La recherche pédagogique, comme toute recherche, peut déranger. Il faut qu’elle soit libre, même si elle dérange  [6]. Elle ne peut pas dépendre des orientations conjoncturelles du Ministère ou de sa Direction des enseignements scolaires (DESCO), même si nous savons que celle-ci joue un rôle important de soutien des innovations.

Elle ne doit pas rester confinée à un petit monde de chercheurs ; c’est le dialogue entre chercheurs et praticiens qui lui donne sens et valeur, c’est son lien avec la diffusion des résultats de la recherche qui lui donne une portée pratique. Cela pose des problèmes de structure, appelle des liens originaux entre l’INRP et des équipes de terrain. Mais Ph. Meirieu peut rappeler que, si de tels liens avaient existé, Freinet n’aurait pas été contraint en 1950 d’ouvrir une école privée  [7].

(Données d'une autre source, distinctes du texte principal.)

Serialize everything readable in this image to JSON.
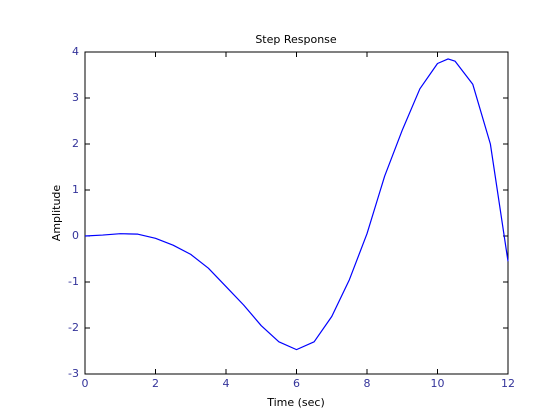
{
  "chart_data": {
    "type": "line",
    "title": "Step Response",
    "xlabel": "Time (sec)",
    "ylabel": "Amplitude",
    "x": [
      0,
      0.5,
      1,
      1.5,
      2,
      2.5,
      3,
      3.5,
      4,
      4.5,
      5,
      5.5,
      6,
      6.5,
      7,
      7.5,
      8,
      8.5,
      9,
      9.5,
      10,
      10.3,
      10.5,
      11,
      11.5,
      12
    ],
    "values": [
      0,
      0.02,
      0.05,
      0.04,
      -0.05,
      -0.2,
      -0.4,
      -0.7,
      -1.1,
      -1.5,
      -1.95,
      -2.3,
      -2.47,
      -2.3,
      -1.75,
      -0.95,
      0.05,
      1.3,
      2.3,
      3.2,
      3.75,
      3.85,
      3.8,
      3.3,
      2.0,
      -0.55
    ],
    "color": "#0000ff",
    "xlim": [
      0,
      12
    ],
    "xticks": [
      0,
      2,
      4,
      6,
      8,
      10,
      12
    ],
    "ylim": [
      -3,
      4
    ],
    "yticks": [
      -3,
      -2,
      -1,
      0,
      1,
      2,
      3,
      4
    ]
  }
}
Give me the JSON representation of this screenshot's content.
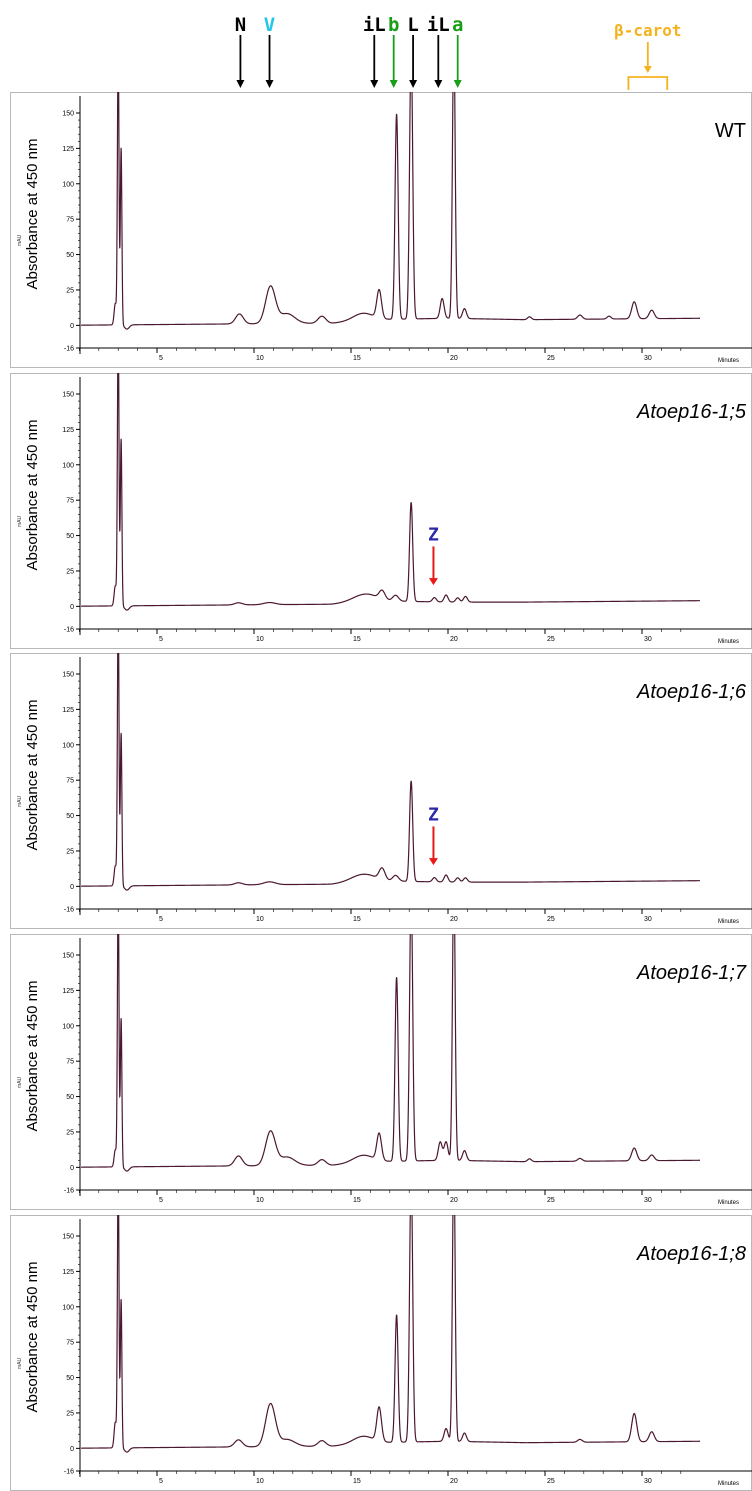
{
  "annotations": {
    "markers": [
      {
        "label": "N",
        "x": 9.3,
        "color": "#000000",
        "arrow_color": "#000000"
      },
      {
        "label": "V",
        "x": 10.8,
        "color": "#22c8e8",
        "arrow_color": "#000000"
      },
      {
        "label": "iL",
        "x": 16.2,
        "color": "#000000",
        "arrow_color": "#000000"
      },
      {
        "label": "b",
        "x": 17.2,
        "color": "#1a9e1a",
        "arrow_color": "#1a9e1a"
      },
      {
        "label": "L",
        "x": 18.2,
        "color": "#000000",
        "arrow_color": "#000000"
      },
      {
        "label": "iL",
        "x": 19.5,
        "color": "#000000",
        "arrow_color": "#000000"
      },
      {
        "label": "a",
        "x": 20.5,
        "color": "#1a9e1a",
        "arrow_color": "#1a9e1a"
      }
    ],
    "beta_carot": {
      "label": "β-carot",
      "x_range": [
        29.3,
        31.3
      ],
      "color": "#f5b21f"
    }
  },
  "chart_data": [
    {
      "type": "line",
      "panel_label": "WT",
      "ylabel": "Absorbance at 450 nm",
      "yunit": "mAU",
      "xunit": "Minutes",
      "xlim": [
        0,
        33
      ],
      "ylim": [
        -16,
        162
      ],
      "xticks": [
        5,
        10,
        15,
        20,
        25,
        30
      ],
      "yticks": [
        -16,
        0,
        25,
        50,
        75,
        100,
        125,
        150
      ],
      "line_color": "#4a1830",
      "baseline": [
        [
          0,
          0
        ],
        [
          9,
          1
        ],
        [
          14,
          1.5
        ],
        [
          16,
          4
        ],
        [
          20,
          5
        ],
        [
          24,
          4
        ],
        [
          33,
          5
        ]
      ],
      "peaks": [
        {
          "x": 2.85,
          "h": 15,
          "w": 0.06
        },
        {
          "x": 3.0,
          "h": 200,
          "w": 0.04
        },
        {
          "x": 3.15,
          "h": 125,
          "w": 0.04
        },
        {
          "x": 9.25,
          "h": 7,
          "w": 0.2
        },
        {
          "x": 10.85,
          "h": 26,
          "w": 0.25
        },
        {
          "x": 11.7,
          "h": 7,
          "w": 0.4
        },
        {
          "x": 13.5,
          "h": 5,
          "w": 0.2
        },
        {
          "x": 15.6,
          "h": 5,
          "w": 0.5
        },
        {
          "x": 16.45,
          "h": 20,
          "w": 0.12
        },
        {
          "x": 17.35,
          "h": 145,
          "w": 0.08
        },
        {
          "x": 18.1,
          "h": 190,
          "w": 0.08
        },
        {
          "x": 19.7,
          "h": 14,
          "w": 0.1
        },
        {
          "x": 20.3,
          "h": 200,
          "w": 0.07
        },
        {
          "x": 20.85,
          "h": 7,
          "w": 0.1
        },
        {
          "x": 24.2,
          "h": 2,
          "w": 0.1
        },
        {
          "x": 26.8,
          "h": 3,
          "w": 0.12
        },
        {
          "x": 28.3,
          "h": 2,
          "w": 0.1
        },
        {
          "x": 29.6,
          "h": 12,
          "w": 0.13
        },
        {
          "x": 30.5,
          "h": 6,
          "w": 0.13
        }
      ]
    },
    {
      "type": "line",
      "panel_label": "Atoep16-1;5",
      "ylabel": "Absorbance at 450 nm",
      "yunit": "mAU",
      "xunit": "Minutes",
      "xlim": [
        0,
        33
      ],
      "ylim": [
        -16,
        162
      ],
      "xticks": [
        5,
        10,
        15,
        20,
        25,
        30
      ],
      "yticks": [
        -16,
        0,
        25,
        50,
        75,
        100,
        125,
        150
      ],
      "line_color": "#4a1830",
      "z_marker": {
        "label": "Z",
        "x": 19.25,
        "color": "#2a2aa8",
        "arrow_color": "#e81818",
        "y_top": 48,
        "y_bottom": 15
      },
      "baseline": [
        [
          0,
          0
        ],
        [
          9,
          1
        ],
        [
          14,
          1.5
        ],
        [
          16,
          4
        ],
        [
          20,
          3
        ],
        [
          24,
          3
        ],
        [
          33,
          4
        ]
      ],
      "peaks": [
        {
          "x": 2.85,
          "h": 14,
          "w": 0.06
        },
        {
          "x": 3.0,
          "h": 200,
          "w": 0.04
        },
        {
          "x": 3.15,
          "h": 118,
          "w": 0.04
        },
        {
          "x": 9.2,
          "h": 1.5,
          "w": 0.2
        },
        {
          "x": 10.8,
          "h": 1.5,
          "w": 0.3
        },
        {
          "x": 15.7,
          "h": 5,
          "w": 0.6
        },
        {
          "x": 16.6,
          "h": 6,
          "w": 0.15
        },
        {
          "x": 17.3,
          "h": 4,
          "w": 0.15
        },
        {
          "x": 18.1,
          "h": 70,
          "w": 0.08
        },
        {
          "x": 19.3,
          "h": 3,
          "w": 0.1
        },
        {
          "x": 19.9,
          "h": 5,
          "w": 0.1
        },
        {
          "x": 20.5,
          "h": 3,
          "w": 0.1
        },
        {
          "x": 20.9,
          "h": 4,
          "w": 0.1
        }
      ]
    },
    {
      "type": "line",
      "panel_label": "Atoep16-1;6",
      "ylabel": "Absorbance at 450 nm",
      "yunit": "mAU",
      "xunit": "Minutes",
      "xlim": [
        0,
        33
      ],
      "ylim": [
        -16,
        162
      ],
      "xticks": [
        5,
        10,
        15,
        20,
        25,
        30
      ],
      "yticks": [
        -16,
        0,
        25,
        50,
        75,
        100,
        125,
        150
      ],
      "line_color": "#4a1830",
      "z_marker": {
        "label": "Z",
        "x": 19.25,
        "color": "#2a2aa8",
        "arrow_color": "#e81818",
        "y_top": 48,
        "y_bottom": 15
      },
      "baseline": [
        [
          0,
          0
        ],
        [
          9,
          1
        ],
        [
          14,
          1.5
        ],
        [
          16,
          4
        ],
        [
          20,
          3
        ],
        [
          24,
          3
        ],
        [
          33,
          4
        ]
      ],
      "peaks": [
        {
          "x": 2.85,
          "h": 14,
          "w": 0.06
        },
        {
          "x": 3.0,
          "h": 200,
          "w": 0.04
        },
        {
          "x": 3.15,
          "h": 108,
          "w": 0.04
        },
        {
          "x": 9.2,
          "h": 1.5,
          "w": 0.2
        },
        {
          "x": 10.8,
          "h": 2,
          "w": 0.3
        },
        {
          "x": 15.6,
          "h": 5,
          "w": 0.6
        },
        {
          "x": 16.6,
          "h": 8,
          "w": 0.15
        },
        {
          "x": 17.3,
          "h": 4,
          "w": 0.15
        },
        {
          "x": 18.1,
          "h": 71,
          "w": 0.08
        },
        {
          "x": 19.3,
          "h": 3,
          "w": 0.1
        },
        {
          "x": 19.9,
          "h": 5,
          "w": 0.1
        },
        {
          "x": 20.5,
          "h": 3,
          "w": 0.1
        },
        {
          "x": 20.9,
          "h": 3,
          "w": 0.1
        }
      ]
    },
    {
      "type": "line",
      "panel_label": "Atoep16-1;7",
      "ylabel": "Absorbance at 450 nm",
      "yunit": "mAU",
      "xunit": "Minutes",
      "xlim": [
        0,
        33
      ],
      "ylim": [
        -16,
        162
      ],
      "xticks": [
        5,
        10,
        15,
        20,
        25,
        30
      ],
      "yticks": [
        -16,
        0,
        25,
        50,
        75,
        100,
        125,
        150
      ],
      "line_color": "#4a1830",
      "baseline": [
        [
          0,
          0
        ],
        [
          9,
          1
        ],
        [
          14,
          1.5
        ],
        [
          16,
          4
        ],
        [
          20,
          5
        ],
        [
          24,
          4
        ],
        [
          33,
          5
        ]
      ],
      "peaks": [
        {
          "x": 2.85,
          "h": 12,
          "w": 0.06
        },
        {
          "x": 3.0,
          "h": 200,
          "w": 0.04
        },
        {
          "x": 3.15,
          "h": 105,
          "w": 0.04
        },
        {
          "x": 9.2,
          "h": 7,
          "w": 0.2
        },
        {
          "x": 10.85,
          "h": 24,
          "w": 0.25
        },
        {
          "x": 11.7,
          "h": 6,
          "w": 0.4
        },
        {
          "x": 13.5,
          "h": 4,
          "w": 0.2
        },
        {
          "x": 15.6,
          "h": 5,
          "w": 0.5
        },
        {
          "x": 16.45,
          "h": 19,
          "w": 0.12
        },
        {
          "x": 17.35,
          "h": 130,
          "w": 0.08
        },
        {
          "x": 18.1,
          "h": 190,
          "w": 0.08
        },
        {
          "x": 19.6,
          "h": 13,
          "w": 0.1
        },
        {
          "x": 19.9,
          "h": 13,
          "w": 0.1
        },
        {
          "x": 20.3,
          "h": 200,
          "w": 0.07
        },
        {
          "x": 20.85,
          "h": 7,
          "w": 0.1
        },
        {
          "x": 24.2,
          "h": 2,
          "w": 0.1
        },
        {
          "x": 26.8,
          "h": 2,
          "w": 0.12
        },
        {
          "x": 29.6,
          "h": 9,
          "w": 0.13
        },
        {
          "x": 30.5,
          "h": 4,
          "w": 0.13
        }
      ]
    },
    {
      "type": "line",
      "panel_label": "Atoep16-1;8",
      "ylabel": "Absorbance at 450 nm",
      "yunit": "mAU",
      "xunit": "Minutes",
      "xlim": [
        0,
        33
      ],
      "ylim": [
        -16,
        162
      ],
      "xticks": [
        5,
        10,
        15,
        20,
        25,
        30
      ],
      "yticks": [
        -16,
        0,
        25,
        50,
        75,
        100,
        125,
        150
      ],
      "line_color": "#4a1830",
      "baseline": [
        [
          0,
          0
        ],
        [
          9,
          1
        ],
        [
          14,
          1.5
        ],
        [
          16,
          4
        ],
        [
          20,
          5
        ],
        [
          24,
          4
        ],
        [
          33,
          5
        ]
      ],
      "peaks": [
        {
          "x": 2.85,
          "h": 18,
          "w": 0.06
        },
        {
          "x": 3.0,
          "h": 200,
          "w": 0.04
        },
        {
          "x": 3.15,
          "h": 105,
          "w": 0.04
        },
        {
          "x": 9.2,
          "h": 5,
          "w": 0.2
        },
        {
          "x": 10.85,
          "h": 30,
          "w": 0.25
        },
        {
          "x": 11.7,
          "h": 5,
          "w": 0.4
        },
        {
          "x": 13.5,
          "h": 4,
          "w": 0.2
        },
        {
          "x": 15.6,
          "h": 5,
          "w": 0.5
        },
        {
          "x": 16.45,
          "h": 24,
          "w": 0.12
        },
        {
          "x": 17.35,
          "h": 90,
          "w": 0.08
        },
        {
          "x": 18.1,
          "h": 190,
          "w": 0.08
        },
        {
          "x": 19.9,
          "h": 9,
          "w": 0.1
        },
        {
          "x": 20.3,
          "h": 200,
          "w": 0.07
        },
        {
          "x": 20.85,
          "h": 6,
          "w": 0.1
        },
        {
          "x": 26.8,
          "h": 2,
          "w": 0.12
        },
        {
          "x": 29.6,
          "h": 20,
          "w": 0.13
        },
        {
          "x": 30.5,
          "h": 7,
          "w": 0.13
        }
      ]
    }
  ]
}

Ce qui est en jeu, c’est aussi la qualité du débat sur l’éducation et l’enseignement.

Jacques George


L’INRP est l’héritier du Musée pédagogique, créé en 1879 sous l’impulsion de F. Buisson et installé 29 rue d’Ulm depuis 1932. À plusieurs reprises, on y dissocie un organisme de recherche (Institut pédagogique national, IPN, en 1956) d’un organisme de documentation (Office français des techniques modernes d’éducation, OFRATEME, en 1970 ; Centre national de documentation pédagogique, CNDP, en 1976). L’IPN devient en 1970 Institut national de recherche et de documentation pédagogiques (INRDP), en 1976 Institut national de recherche pédagogique (INRP). Le Musée pédagogique devient Musée national d’histoire de l’éducation, installé à Rouen en 1980. Cette histoire complexe est le signe d’une position institutionnelle au carrefour de la recherche, du " terrain " et des intérêts des éditeurs, qui fait que " l’INRP est parfois un enjeu "  [8], économique et politique.

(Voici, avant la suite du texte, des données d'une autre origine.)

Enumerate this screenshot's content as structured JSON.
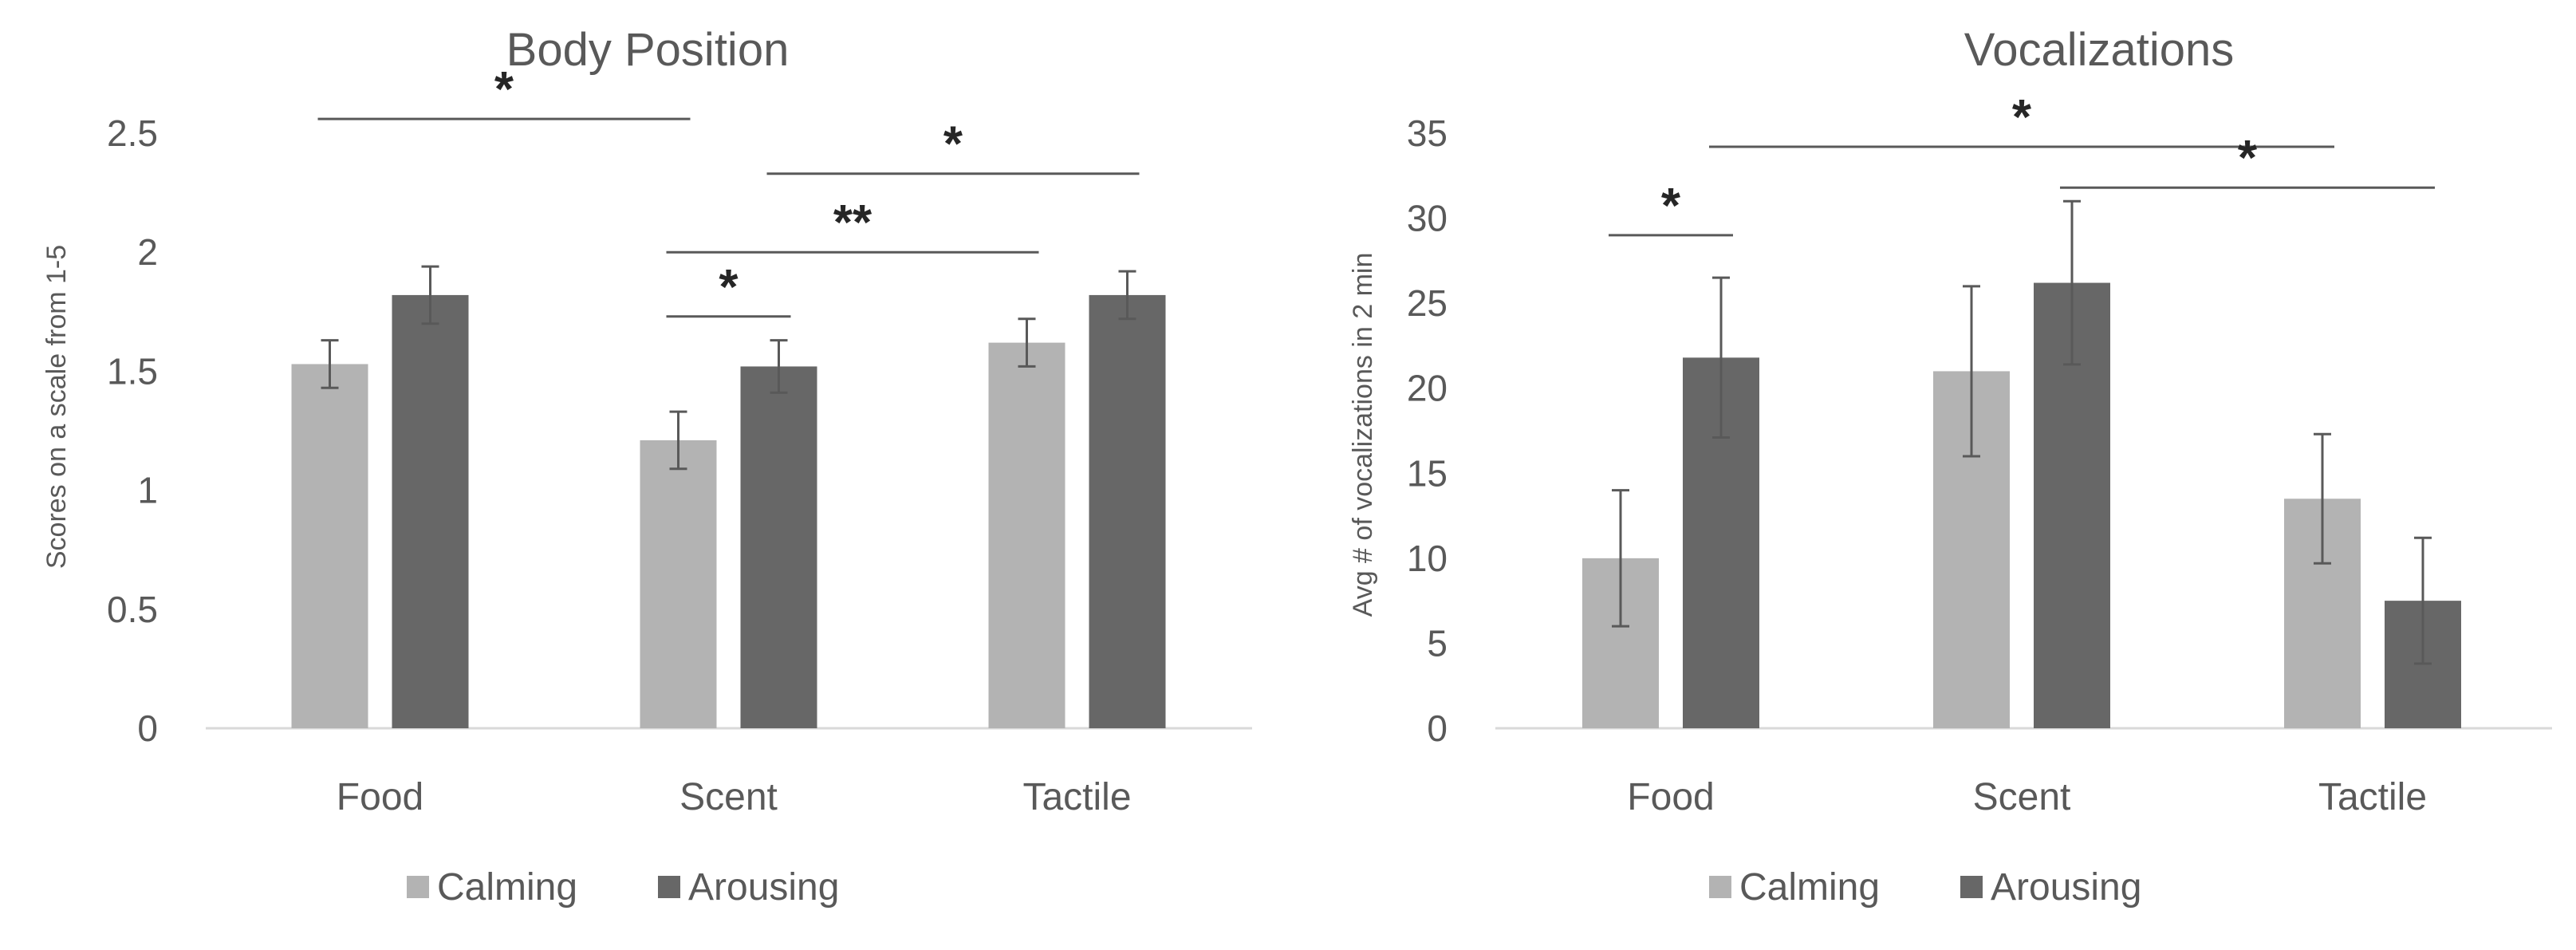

[1Un seul exemple : une " vendeuse en boulangerie " est employée comme vacataire à des décryptages de bandes magnétiques ; " quand le contrat précise que la tâche ira jusqu’à l’aide à l’analyse de contenu, on peut sans doute s’interroger ", dit le rapport, négligeant le fait que ladite vendeuse a une maîtrise en sociologie.

[2Des institutions mieux en cour, comme l’ENS Ulm, lorgnent sur les locaux. Il semble aujourd’hui que le maintien d’un site à Paris, bd Bessières, soit assuré. Un site à Lyon est déjà en fonctionnement.

[3En toute liberté. Nous n’oublions pas qu’en 1972, l’INRDP avait dénoncé le contrat par lequel il assurait la production de nos Cahiers pédagogiques, coupables au dire du ministre de l’époque, d’avoir politisé cette publication.

[4Schéma directeur de l’INRP 1999.

[5C’est pourquoi doivent entrer au Conseil d’administration des représentants des fédérations de parents, du Conseil de la vie lycéenne, des professeurs associés et des collectivités territoriales.

[6La restriction du champ de responsabilité de la Direction de l’évaluation et de la prospective (DEP) du ministère, qui a produit tant de travaux fondamentaux, ne laisse pas d’être inquiétante. Espérons qu’elle n’est pas significative, et que la Direction de la programmation et du développement (DPD) qui la remplace pourra fournir d’aussi utiles données.

[7Le Monde, 1.9.1999.

[8 J. Hassenforder, in Dictionnaire encyclopédique de l’éducation et de la formation, Nathan, 1994.